We recognize the importance of protecting America's small businesses, and the estate tax has special provisions that do so. But this concern — the rationale usually advanced for eliminating the estate tax — can be addressed by amending the existing estate tax system.

Only a tiny number of businesses are affected by the estate tax.
According to the IRS, of the 2.3 million people who died in 1998, only 780 left an estate with significant business assets. A Treasury Department analysis found that estates that included family businesses paid less than 1% of all estate taxes.

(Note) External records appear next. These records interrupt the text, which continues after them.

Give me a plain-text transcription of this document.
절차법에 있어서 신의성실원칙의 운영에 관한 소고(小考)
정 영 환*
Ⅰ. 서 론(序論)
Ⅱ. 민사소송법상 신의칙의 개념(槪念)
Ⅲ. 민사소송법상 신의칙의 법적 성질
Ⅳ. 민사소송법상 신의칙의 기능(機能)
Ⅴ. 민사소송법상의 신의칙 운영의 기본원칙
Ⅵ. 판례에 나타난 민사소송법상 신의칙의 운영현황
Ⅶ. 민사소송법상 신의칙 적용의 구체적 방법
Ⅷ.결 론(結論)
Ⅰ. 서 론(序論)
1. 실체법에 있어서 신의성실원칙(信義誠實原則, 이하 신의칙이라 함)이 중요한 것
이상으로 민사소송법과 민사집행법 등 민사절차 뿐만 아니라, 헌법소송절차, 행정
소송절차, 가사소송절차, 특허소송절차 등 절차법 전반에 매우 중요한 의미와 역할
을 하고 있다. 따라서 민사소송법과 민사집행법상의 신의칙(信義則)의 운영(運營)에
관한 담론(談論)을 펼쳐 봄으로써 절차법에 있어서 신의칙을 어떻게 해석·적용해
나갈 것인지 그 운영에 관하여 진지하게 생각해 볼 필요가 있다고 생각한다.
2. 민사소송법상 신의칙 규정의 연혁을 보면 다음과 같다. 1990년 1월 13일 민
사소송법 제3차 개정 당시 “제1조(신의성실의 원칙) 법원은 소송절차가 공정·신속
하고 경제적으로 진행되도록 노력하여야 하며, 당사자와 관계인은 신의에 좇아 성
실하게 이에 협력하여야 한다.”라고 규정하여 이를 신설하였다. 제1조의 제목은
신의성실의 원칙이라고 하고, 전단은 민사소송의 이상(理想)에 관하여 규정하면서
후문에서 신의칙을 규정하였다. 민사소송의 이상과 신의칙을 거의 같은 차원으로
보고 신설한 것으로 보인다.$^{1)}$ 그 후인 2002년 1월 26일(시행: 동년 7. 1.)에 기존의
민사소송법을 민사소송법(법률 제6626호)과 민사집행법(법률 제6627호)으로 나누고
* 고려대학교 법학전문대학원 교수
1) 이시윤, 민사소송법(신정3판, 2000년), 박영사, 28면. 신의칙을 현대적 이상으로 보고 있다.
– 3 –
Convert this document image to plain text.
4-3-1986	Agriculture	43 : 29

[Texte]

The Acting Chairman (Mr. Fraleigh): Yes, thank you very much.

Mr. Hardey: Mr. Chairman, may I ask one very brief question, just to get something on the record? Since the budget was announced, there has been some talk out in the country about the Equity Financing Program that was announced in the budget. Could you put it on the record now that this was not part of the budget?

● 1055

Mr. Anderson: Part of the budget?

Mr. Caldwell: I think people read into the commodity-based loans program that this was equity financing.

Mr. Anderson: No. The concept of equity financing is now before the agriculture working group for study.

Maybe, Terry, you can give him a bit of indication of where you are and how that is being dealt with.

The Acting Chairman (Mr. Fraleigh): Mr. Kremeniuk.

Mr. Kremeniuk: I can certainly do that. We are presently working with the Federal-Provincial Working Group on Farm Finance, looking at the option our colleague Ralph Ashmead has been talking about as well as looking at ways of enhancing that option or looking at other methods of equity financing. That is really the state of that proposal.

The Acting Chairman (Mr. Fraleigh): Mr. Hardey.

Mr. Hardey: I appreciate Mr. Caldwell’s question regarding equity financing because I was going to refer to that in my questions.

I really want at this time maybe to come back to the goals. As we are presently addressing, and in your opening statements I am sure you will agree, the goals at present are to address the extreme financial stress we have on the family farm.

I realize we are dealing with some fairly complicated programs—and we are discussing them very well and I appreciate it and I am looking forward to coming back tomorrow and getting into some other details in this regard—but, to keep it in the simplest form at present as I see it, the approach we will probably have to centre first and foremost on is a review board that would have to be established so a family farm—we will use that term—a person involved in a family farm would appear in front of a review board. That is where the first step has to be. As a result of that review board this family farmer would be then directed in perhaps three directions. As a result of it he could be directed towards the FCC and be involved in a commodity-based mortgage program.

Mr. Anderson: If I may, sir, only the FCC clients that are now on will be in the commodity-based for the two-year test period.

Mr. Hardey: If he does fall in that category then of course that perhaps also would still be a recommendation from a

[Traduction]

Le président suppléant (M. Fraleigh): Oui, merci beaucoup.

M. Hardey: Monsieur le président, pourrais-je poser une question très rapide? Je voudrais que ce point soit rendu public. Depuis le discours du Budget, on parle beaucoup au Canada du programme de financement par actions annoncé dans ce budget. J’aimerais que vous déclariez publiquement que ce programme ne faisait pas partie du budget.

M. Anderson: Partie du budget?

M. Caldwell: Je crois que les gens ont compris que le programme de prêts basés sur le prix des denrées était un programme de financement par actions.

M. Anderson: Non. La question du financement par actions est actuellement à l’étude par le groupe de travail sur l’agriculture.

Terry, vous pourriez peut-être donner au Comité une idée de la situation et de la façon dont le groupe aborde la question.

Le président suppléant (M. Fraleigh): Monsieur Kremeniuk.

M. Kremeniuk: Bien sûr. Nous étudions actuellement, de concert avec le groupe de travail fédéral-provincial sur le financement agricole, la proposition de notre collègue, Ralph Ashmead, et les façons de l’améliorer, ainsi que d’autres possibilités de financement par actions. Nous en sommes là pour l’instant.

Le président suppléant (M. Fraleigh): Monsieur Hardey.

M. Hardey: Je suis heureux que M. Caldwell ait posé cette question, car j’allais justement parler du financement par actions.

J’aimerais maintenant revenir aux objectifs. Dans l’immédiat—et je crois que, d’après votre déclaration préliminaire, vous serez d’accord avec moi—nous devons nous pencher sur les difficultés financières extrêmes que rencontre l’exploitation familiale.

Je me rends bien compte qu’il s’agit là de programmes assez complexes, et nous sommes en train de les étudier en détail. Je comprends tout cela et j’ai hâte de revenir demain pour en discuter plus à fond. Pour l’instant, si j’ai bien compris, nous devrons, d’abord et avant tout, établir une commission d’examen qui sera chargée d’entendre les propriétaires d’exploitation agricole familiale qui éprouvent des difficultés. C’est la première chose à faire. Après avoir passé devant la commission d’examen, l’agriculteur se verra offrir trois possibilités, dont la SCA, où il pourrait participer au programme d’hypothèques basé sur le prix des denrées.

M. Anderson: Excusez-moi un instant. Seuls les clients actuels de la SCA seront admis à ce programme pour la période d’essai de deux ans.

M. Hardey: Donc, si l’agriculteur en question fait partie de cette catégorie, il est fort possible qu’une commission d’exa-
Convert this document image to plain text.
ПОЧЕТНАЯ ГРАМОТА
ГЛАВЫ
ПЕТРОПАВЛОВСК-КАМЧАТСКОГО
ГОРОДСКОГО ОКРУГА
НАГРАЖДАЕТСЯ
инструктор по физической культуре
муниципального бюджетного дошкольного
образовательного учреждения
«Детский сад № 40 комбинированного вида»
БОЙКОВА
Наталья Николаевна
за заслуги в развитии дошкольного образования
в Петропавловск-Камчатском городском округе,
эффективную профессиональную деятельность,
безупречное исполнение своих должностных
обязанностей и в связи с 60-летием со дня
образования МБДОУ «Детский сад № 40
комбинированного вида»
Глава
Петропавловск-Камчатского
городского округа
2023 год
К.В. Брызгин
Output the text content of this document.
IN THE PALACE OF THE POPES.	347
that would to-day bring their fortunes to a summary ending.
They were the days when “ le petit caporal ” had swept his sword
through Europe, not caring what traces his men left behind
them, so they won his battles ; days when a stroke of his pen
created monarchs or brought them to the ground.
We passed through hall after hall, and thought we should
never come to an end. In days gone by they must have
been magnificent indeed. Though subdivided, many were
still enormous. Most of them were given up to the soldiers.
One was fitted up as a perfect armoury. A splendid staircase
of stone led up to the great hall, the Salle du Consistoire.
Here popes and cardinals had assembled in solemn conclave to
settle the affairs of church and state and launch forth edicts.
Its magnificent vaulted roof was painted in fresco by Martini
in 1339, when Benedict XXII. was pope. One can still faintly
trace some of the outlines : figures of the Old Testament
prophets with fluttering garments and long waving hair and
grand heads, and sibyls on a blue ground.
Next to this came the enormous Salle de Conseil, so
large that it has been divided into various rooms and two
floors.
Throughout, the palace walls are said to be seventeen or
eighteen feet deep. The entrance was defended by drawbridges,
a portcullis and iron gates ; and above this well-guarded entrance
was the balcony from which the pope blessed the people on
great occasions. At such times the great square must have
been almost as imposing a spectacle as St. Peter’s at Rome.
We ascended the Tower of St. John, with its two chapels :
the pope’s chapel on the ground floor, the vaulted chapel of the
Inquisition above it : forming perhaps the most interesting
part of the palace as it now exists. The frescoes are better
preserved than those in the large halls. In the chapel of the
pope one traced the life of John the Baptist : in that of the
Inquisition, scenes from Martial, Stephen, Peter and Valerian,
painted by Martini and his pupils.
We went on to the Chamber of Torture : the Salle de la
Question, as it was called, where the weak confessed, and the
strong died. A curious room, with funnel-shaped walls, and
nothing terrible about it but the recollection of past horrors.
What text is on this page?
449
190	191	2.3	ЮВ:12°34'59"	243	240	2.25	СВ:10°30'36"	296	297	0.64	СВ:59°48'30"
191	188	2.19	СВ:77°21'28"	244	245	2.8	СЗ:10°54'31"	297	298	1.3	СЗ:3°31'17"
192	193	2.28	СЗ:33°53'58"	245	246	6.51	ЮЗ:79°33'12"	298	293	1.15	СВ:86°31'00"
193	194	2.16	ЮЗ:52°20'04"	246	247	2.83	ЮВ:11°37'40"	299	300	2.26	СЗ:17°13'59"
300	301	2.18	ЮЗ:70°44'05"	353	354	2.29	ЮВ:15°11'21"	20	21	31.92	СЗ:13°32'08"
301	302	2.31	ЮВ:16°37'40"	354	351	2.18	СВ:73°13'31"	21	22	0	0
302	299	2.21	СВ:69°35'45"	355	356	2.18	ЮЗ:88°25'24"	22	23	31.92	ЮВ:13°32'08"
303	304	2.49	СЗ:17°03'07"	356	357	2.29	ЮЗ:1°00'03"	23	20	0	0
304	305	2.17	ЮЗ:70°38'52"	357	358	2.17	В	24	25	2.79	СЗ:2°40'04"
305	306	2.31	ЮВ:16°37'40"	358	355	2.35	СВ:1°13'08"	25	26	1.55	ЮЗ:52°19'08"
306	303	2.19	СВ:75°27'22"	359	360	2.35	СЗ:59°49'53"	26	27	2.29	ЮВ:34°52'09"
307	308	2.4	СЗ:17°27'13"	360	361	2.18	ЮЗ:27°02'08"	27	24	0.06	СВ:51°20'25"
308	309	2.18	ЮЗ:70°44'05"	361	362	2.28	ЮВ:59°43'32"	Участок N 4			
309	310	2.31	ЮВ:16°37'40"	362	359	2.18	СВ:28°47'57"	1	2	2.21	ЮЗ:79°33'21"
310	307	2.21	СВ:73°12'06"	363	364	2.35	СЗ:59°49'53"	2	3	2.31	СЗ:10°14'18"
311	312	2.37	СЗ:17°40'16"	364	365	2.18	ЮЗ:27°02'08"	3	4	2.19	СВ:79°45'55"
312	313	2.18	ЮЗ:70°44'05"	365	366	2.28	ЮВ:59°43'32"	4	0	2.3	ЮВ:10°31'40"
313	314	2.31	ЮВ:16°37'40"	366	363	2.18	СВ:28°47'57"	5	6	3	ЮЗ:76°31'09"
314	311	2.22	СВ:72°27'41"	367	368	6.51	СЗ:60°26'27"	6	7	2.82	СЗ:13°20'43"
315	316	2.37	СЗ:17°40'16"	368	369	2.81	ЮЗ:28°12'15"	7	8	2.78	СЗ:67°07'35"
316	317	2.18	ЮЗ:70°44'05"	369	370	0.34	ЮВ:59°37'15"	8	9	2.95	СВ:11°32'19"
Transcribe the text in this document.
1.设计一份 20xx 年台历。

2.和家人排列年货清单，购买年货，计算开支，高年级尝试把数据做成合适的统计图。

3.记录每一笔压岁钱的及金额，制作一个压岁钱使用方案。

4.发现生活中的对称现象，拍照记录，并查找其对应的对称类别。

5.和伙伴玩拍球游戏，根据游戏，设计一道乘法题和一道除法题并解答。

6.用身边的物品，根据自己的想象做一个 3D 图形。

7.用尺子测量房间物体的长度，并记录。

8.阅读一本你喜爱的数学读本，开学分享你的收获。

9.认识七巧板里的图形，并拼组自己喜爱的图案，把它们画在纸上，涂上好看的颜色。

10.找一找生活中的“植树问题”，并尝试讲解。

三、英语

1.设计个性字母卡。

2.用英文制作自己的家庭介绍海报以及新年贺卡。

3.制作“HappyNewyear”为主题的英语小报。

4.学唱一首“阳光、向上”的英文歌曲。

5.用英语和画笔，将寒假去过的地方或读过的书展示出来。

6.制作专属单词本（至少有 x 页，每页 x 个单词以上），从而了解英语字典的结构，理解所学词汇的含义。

Proponents of estate tax repeal have rejected reforms that would have protected small businesses.
In 2001, the Senate rejected a Democratic reform proposal that would have tripled the family business exemption to $4 million for individuals, $8 million for couples. That reform would have exempted the vast majority of farms and small businesses that currently pay estate taxes.

In 2000, New York Times reporter David Cay Johnston interviewed six people named as "estate tax spokesmen" by the National Federation of Independent Business and the American Farm Bureau Federation. Only one of them was aware of the Senate proposal to triple the family business exemption.

There are already special estate tax rules for family businesses.

  • Any taxes due can be paid over 14 years, at interest rates as low as 4 percent.
  • Unlike most couples, family business couples can exempt up to $2.6 million from taxes.

But doesn't the estate tax force some businesses to close?
Very rarely. Family businesses are sold or closed for a variety of reasons, and the estate tax would rank near the bottom of the list. Often, other family members are not interested in running the business any longer. Because only a very small portion of small business and farms ever even pay estate taxes, it is unlikely that the estate tax has a very important impact on the proportion of businesses that make it to the second generation or beyond.

Overall, the estate tax is not killing family businesses.
The small business sector has never been healthier. Over the past 10 years, we have witnessed an incredible level of business startup activity. It’s hard to see how an estate tax levied on a fraction of the nation’s wealthiest households has affected entrepreneurship in the U.S.

The vitality of the small business sector can be traced in part to the enactment of the estate tax in 1916.
By preventing the accumulation of vast family dynasties over generations, the estate tax has leveled the playing field and allowed new small businesses to compete and succeed.